Voice of Experience: now things are beginning to line up. I'm getting it. The Chows' American Express bill has been much higher lately and I noticed there's been a bump in their Exxon buys. Don Hamilton Commerical Photography is clean across town. The plot thickens. Or unravels. Those darn Chows. If you see a 1962 Chevrolet pickup, restored to mint, careening around corners, will you call me? It's Sylvie, with Cle riding shotgun. I have told them and told them: they should be napping in the afternoon!

Dear Winters: say what you want about the Romans, but they are and were the 'civil' in civilization. I will be stopping by later in the day because now I can HEAR your wizened remarks as this dreadful virus has been exorcised from my keyboard and its domain.

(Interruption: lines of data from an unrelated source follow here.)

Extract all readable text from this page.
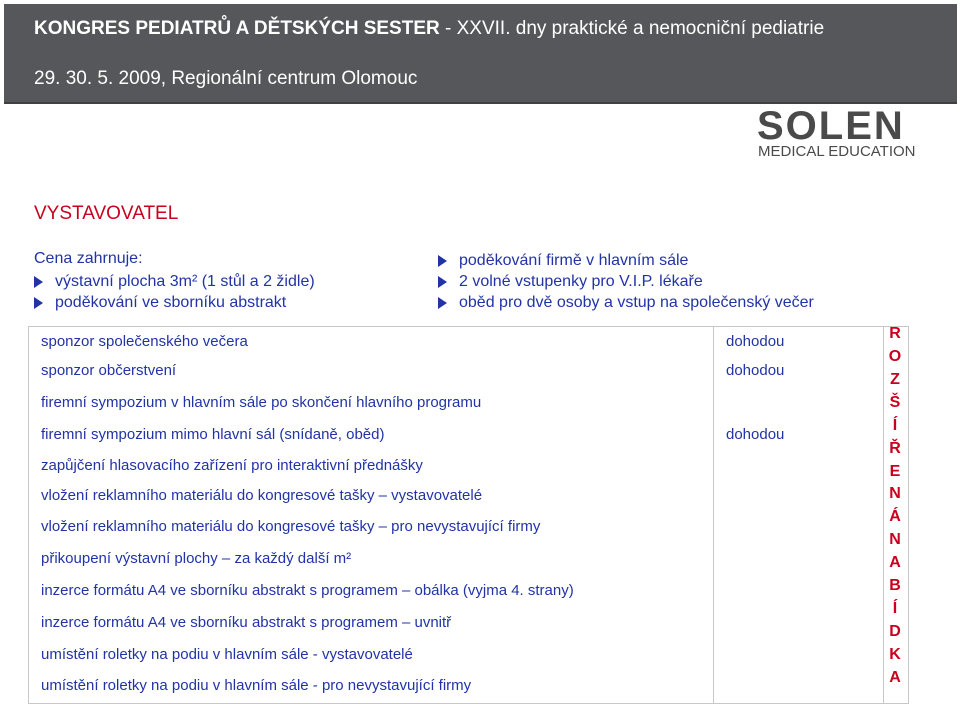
KONGRES PEDIATRŮ A DĚTSKÝCH SESTER - XXVII. dny praktické a nemocniční pediatrie
29. 30. 5. 2009, Regionální centrum Olomouc
SOLEN
MEDICAL EDUCATION
VYSTAVOVATEL
Cena zahrnuje:
výstavní plocha 3m² (1 stůl a 2 židle)
poděkování ve sborníku abstrakt
poděkování firmě v hlavním sále
2 volné vstupenky pro V.I.P. lékaře
oběd pro dvě osoby a vstup na společenský večer
sponzor společenského večera	dohodou
sponzor občerstvení	dohodou
firemní sympozium v hlavním sále po skončení hlavního programu
firemní sympozium mimo hlavní sál (snídaně, oběd)	dohodou
zapůjčení hlasovacího zařízení pro interaktivní přednášky
vložení reklamního materiálu do kongresové tašky – vystavovatelé
vložení reklamního materiálu do kongresové tašky – pro nevystavující firmy
přikoupení výstavní plochy – za každý další m²
inzerce formátu A4 ve sborníku abstrakt s programem – obálka (vyjma 4. strany)
inzerce formátu A4 ve sborníku abstrakt s programem – uvnitř
umístění roletky na podiu v hlavním sále - vystavovatelé
umístění roletky na podiu v hlavním sále - pro nevystavující firmy
R
O
Z
Š
Í
Ř
E
N
Á
N
A
B
Í
D
K
A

Jules: I'm down for anywhere with Malcolm and you. But you know that. Let's go when the roses are blooming at St. Alban's and Malcolm can get us in to both Peter Beales and at Harken's.

Your Holiness: The Second of May shipment somehow got out the door without a card attached. groan. sigh. fist swat. Hope you could tell by all the fragile!s that You, YOU, are loved and cherished.

Lord Foolish: (big smile here) And you as well. Happy Easter. Thanks for remind me that Alleluia is my song and my privilege. I've been singing a different one lately and it was time for the playchoice to be changed. Not so foolish after all, eh?

IEGirl: I owe you a note. I started once actually but it strikes me that we should just go together and I can show you the ropes and the traps. :) Is there a better buy than a nursery run?

toadman said...

I am jealous of your roses. Simple as that.